If you do a search on the general forum, you will find a few conversations about this in the way past. It's been discussed, but never changed.

-Steve
September 22
On Tuesday, 22 September 2020 at 00:46:02 UTC, Steven Schveighoffer wrote:
> On 9/21/20 7:52 PM, H. S. Teoh wrote:
>> On Mon, Sep 21, 2020 at 07:43:30PM -0400, Steven Schveighoffer via Digitalmars-d-learn wrote:
>> [...]
>>> No, it's not a bug. It's intentional.
>>>
>>> private and package functions are final, and we aren't going to change
>>> that now, even if it makes sense to make them virtual.
>> [...]
>> 
>> Whoa.  But why??  What's the reasoning behind private being non-virtual?
>
> You'd have to confirm with Walter. This is a relic from D1. I think it has something to do with the expectation of whether a private function makes sense to override. The use case is pretty narrow -- allow overriding only within the current package/module. But I can see the use case being valid.
>
> However, changing it now means a slew of code becomes virtual that is currently not virtual. This could be a problem for existing code.
>
> If we ever got a virtual keyword, then it might be possible to allow them to become virtual if you opt-in. But I don't see it happening without that.

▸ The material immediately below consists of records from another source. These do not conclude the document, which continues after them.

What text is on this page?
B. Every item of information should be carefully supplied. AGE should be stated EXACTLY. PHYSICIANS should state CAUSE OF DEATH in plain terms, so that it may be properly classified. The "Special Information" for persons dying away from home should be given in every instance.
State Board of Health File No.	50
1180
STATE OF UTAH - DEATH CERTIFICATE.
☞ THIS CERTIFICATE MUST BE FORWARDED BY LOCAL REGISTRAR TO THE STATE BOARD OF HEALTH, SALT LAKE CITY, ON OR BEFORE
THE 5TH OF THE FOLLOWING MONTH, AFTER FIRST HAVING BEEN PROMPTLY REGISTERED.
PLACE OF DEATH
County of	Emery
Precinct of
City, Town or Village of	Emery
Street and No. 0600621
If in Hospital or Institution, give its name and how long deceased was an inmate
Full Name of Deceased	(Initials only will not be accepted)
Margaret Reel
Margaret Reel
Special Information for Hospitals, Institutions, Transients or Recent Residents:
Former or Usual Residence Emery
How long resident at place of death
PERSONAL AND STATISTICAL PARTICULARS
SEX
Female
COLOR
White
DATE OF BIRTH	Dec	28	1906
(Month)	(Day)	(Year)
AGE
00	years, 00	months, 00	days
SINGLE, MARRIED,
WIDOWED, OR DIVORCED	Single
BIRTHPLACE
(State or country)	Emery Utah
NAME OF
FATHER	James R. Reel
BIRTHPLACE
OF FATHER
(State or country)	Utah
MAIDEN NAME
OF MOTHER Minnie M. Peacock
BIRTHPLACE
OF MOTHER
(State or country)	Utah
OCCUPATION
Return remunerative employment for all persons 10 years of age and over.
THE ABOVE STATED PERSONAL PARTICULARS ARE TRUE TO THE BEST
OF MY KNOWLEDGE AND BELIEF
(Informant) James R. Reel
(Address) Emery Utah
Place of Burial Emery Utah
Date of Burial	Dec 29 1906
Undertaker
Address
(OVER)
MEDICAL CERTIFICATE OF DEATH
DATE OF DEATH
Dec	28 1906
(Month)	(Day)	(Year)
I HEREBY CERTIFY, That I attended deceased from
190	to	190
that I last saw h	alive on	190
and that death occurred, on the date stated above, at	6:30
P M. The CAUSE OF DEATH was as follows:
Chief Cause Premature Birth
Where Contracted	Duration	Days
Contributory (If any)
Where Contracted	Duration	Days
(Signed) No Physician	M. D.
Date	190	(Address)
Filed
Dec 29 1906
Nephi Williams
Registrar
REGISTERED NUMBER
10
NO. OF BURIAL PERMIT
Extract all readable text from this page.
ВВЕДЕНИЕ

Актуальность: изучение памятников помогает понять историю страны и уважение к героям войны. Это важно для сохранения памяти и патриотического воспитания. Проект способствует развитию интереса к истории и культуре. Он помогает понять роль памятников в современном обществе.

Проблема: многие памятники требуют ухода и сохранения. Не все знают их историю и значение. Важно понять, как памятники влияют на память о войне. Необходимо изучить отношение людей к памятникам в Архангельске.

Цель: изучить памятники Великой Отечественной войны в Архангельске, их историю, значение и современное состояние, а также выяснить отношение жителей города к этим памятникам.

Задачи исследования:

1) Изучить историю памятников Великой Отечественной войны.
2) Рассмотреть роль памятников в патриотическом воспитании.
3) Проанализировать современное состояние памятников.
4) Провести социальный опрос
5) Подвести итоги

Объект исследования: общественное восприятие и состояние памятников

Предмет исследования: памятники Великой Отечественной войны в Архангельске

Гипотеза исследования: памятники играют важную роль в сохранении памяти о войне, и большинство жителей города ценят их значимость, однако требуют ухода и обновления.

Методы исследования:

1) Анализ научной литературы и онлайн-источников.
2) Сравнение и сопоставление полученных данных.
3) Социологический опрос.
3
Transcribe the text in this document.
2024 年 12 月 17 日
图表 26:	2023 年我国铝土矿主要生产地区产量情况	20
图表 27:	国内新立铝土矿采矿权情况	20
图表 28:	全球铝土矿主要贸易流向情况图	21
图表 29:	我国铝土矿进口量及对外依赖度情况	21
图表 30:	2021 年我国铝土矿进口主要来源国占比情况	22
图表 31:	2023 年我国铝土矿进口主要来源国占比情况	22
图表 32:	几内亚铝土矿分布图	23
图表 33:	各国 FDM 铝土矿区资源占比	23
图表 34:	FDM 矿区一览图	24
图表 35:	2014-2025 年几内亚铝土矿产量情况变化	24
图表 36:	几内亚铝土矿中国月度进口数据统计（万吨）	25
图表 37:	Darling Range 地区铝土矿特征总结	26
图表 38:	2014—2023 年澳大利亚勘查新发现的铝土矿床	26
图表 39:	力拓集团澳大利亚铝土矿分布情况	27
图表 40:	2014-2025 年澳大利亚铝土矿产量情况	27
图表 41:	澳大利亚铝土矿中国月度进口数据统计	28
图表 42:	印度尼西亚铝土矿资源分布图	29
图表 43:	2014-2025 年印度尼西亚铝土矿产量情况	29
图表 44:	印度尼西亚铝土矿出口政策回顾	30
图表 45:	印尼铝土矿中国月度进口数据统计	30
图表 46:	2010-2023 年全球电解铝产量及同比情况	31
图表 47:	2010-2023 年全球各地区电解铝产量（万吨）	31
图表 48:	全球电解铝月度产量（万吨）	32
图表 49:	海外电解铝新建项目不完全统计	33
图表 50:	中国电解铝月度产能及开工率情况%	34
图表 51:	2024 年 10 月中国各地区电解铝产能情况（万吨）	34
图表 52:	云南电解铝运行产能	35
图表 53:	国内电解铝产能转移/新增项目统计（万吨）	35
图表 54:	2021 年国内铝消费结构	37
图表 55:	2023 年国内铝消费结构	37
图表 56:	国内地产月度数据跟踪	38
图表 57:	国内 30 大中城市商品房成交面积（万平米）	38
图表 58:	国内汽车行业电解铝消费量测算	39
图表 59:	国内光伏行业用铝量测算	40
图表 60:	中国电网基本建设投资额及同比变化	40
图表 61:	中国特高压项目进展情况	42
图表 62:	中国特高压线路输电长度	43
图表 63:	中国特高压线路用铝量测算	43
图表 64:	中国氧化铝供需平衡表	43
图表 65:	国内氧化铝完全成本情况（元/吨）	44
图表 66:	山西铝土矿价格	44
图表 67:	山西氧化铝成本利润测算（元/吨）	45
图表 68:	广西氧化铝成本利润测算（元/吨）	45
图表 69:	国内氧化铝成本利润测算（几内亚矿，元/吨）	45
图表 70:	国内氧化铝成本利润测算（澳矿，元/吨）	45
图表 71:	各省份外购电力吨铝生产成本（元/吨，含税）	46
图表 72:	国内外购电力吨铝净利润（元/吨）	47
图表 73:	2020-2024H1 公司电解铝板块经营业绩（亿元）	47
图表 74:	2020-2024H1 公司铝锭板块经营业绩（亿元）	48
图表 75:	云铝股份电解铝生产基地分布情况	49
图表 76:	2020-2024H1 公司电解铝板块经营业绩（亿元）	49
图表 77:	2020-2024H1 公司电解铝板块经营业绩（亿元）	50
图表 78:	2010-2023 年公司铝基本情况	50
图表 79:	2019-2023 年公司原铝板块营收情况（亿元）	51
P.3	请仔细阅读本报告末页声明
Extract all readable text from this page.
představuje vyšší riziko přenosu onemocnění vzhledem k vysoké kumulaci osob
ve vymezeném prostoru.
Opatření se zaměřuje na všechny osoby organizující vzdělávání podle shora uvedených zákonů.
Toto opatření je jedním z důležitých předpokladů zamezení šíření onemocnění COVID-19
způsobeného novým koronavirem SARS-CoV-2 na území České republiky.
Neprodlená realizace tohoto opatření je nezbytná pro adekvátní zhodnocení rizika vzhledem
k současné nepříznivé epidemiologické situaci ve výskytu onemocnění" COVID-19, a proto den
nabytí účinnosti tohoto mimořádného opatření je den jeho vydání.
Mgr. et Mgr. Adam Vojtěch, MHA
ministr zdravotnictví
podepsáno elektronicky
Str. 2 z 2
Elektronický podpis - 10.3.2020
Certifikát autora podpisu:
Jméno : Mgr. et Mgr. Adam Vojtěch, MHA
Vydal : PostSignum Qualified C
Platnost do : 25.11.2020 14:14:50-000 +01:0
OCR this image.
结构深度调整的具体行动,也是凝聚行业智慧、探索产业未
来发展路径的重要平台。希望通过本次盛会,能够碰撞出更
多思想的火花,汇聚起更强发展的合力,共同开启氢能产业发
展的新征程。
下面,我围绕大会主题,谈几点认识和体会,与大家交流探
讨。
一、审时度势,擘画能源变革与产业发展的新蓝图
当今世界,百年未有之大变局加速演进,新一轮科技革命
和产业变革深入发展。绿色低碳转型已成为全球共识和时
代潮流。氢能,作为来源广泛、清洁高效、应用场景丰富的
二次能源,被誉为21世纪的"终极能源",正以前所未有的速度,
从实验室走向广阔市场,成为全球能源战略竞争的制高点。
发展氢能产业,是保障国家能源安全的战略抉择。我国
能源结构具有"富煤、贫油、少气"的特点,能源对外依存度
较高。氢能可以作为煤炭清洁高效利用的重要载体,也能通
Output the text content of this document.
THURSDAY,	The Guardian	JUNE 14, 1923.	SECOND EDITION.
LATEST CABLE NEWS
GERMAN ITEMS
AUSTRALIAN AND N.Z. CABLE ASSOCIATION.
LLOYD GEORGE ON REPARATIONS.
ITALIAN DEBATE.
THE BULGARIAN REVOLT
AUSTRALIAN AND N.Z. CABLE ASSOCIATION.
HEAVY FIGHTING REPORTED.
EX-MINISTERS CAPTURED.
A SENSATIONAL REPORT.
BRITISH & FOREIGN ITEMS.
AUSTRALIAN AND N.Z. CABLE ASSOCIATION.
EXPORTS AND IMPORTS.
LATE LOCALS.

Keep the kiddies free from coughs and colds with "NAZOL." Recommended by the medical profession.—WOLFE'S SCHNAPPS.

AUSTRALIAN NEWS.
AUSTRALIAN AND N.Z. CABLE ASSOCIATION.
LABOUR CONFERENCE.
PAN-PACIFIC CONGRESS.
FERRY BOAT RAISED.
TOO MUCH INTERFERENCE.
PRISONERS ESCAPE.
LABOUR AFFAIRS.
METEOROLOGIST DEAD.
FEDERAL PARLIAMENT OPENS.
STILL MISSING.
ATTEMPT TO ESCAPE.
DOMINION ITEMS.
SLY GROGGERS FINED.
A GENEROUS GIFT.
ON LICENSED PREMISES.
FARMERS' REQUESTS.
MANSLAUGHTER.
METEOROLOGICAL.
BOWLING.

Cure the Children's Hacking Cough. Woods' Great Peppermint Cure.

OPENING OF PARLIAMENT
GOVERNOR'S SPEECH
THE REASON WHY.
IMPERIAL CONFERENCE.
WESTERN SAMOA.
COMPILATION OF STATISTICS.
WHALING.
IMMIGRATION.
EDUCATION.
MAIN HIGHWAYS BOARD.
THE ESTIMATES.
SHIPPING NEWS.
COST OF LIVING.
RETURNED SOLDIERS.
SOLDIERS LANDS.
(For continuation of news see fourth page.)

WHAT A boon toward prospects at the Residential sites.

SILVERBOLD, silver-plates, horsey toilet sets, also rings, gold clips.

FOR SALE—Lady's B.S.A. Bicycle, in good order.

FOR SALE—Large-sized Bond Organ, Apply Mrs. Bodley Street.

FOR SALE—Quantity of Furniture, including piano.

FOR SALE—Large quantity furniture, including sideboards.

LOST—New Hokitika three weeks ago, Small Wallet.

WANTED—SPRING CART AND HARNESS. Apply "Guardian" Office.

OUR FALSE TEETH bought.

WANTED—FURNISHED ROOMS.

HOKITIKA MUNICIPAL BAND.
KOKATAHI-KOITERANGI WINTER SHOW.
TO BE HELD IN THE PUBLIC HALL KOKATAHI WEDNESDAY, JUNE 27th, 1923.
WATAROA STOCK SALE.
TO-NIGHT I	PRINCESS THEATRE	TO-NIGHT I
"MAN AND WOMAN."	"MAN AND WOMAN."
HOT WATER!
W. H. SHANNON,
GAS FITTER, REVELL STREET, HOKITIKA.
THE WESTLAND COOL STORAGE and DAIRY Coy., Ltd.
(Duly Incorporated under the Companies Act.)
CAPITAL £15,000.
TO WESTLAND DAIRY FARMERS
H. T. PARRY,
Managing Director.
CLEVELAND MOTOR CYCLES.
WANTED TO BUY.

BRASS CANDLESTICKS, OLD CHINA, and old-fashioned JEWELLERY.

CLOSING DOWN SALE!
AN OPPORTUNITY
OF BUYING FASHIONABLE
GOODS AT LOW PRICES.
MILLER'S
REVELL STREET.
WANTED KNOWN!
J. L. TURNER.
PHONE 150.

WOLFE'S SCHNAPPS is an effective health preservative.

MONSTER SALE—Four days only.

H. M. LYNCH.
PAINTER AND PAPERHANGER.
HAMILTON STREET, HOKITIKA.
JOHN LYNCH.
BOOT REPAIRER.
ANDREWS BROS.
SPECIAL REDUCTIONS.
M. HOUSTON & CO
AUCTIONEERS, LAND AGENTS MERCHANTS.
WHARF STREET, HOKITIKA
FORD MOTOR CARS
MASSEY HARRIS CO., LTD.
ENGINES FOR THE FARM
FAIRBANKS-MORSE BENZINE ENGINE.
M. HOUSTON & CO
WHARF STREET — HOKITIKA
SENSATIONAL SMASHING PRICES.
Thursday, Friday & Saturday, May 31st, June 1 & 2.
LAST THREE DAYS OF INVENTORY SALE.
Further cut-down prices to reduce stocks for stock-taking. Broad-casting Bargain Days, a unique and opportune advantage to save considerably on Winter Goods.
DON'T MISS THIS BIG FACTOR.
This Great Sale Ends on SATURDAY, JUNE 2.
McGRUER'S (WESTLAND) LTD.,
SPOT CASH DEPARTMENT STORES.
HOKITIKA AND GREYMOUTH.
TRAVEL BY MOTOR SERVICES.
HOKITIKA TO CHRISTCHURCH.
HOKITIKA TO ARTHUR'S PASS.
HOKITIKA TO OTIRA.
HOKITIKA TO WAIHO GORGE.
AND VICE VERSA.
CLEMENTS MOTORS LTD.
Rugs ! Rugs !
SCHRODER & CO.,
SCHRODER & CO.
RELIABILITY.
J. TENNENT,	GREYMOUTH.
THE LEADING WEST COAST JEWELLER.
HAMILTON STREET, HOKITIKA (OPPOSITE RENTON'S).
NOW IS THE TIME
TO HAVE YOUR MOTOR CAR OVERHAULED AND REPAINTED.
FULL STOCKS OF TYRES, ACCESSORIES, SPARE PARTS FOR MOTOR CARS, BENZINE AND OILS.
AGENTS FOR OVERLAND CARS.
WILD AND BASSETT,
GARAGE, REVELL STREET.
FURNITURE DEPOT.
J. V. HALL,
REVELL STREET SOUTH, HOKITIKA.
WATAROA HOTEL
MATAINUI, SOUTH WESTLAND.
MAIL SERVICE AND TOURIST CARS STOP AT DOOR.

"All public and protected member functions which are non-static and are not templatized are virtual ***unless the compiler can determine that they will never be overridden***"

IE the compiler is supposed to make methods non-virtual automatically, it should be easy to do for private as all the relevant info be in the one compilation unit.

Then there's this gem from the docs..

"Functions marked as final may not be overridden in a derived class, unless they are also private"

So final private functions can be overriden? It seems not, but the sentence is definitely confusing if not just plain wrong.


September 22
On Tue, Sep 22, 2020 at 11:06 AM claptrap via Digitalmars-d-learn < digitalmars-d-learn@puremagic.com> wrote:

>
> "Functions marked as final may not be overridden in a derived class, unless they are also private"
>
> So final private functions can be overriden? It seems not, but the sentence is definitely confusing if not just plain wrong.
>
> Yes they can, if you have class A in one module and class B in another
module this will work:

//a.d
class A
{
private final void overrideFun()
{
import std.stdio : writeln;
writeln("A::overrideFun");
}
}

//b.d
import a;
class B : A
{
void overrideFun()
{
import std.stdio : writeln;
writeln("B::overrideFun");
}
}

// main.d
import b;

void main(string[] args)
{
B b = new B;
b.overrideFun;
}


September 22
On Tue, Sep 22, 2020 at 12:23 PM Daniel Kozak <kozzi11@gmail.com> wrote:

> ...
> void main(string[] args)
> {
> B b = new B;
> b.overrideFun;
> }
>

You can have A and B in one module too of course


September 22
On Tuesday, 22 September 2020 at 10:23:08 UTC, Daniel Kozak wrote:
> On Tue, Sep 22, 2020 at 11:06 AM claptrap via Digitalmars-d-learn < digitalmars-d-learn@puremagic.com> wrote:
>
>>
>> "Functions marked as final may not be overridden in a derived class, unless they are also private"
>>
>> So final private functions can be overriden? It seems not, but the sentence is definitely confusing if not just plain wrong.
>>
>> Yes they can, if you have class A in one module and class B in another
> module this will work:
>
> //a.d
> class A
> {
> private final void overrideFun()
> {
> import std.stdio : writeln;
> writeln("A::overrideFun");
> }
> }
>
> //b.d
> import a;
> class B : A
> {
> void overrideFun()
> {
> import std.stdio : writeln;
> writeln("B::overrideFun");
> }
> }
>
> // main.d
> import b;
>
> void main(string[] args)
> {
> B b = new B;
> b.overrideFun;
> }

This is not really "overriding", it is more akin to "overloading". It is also not polymorphic i.e. this will call  A::overrideFun.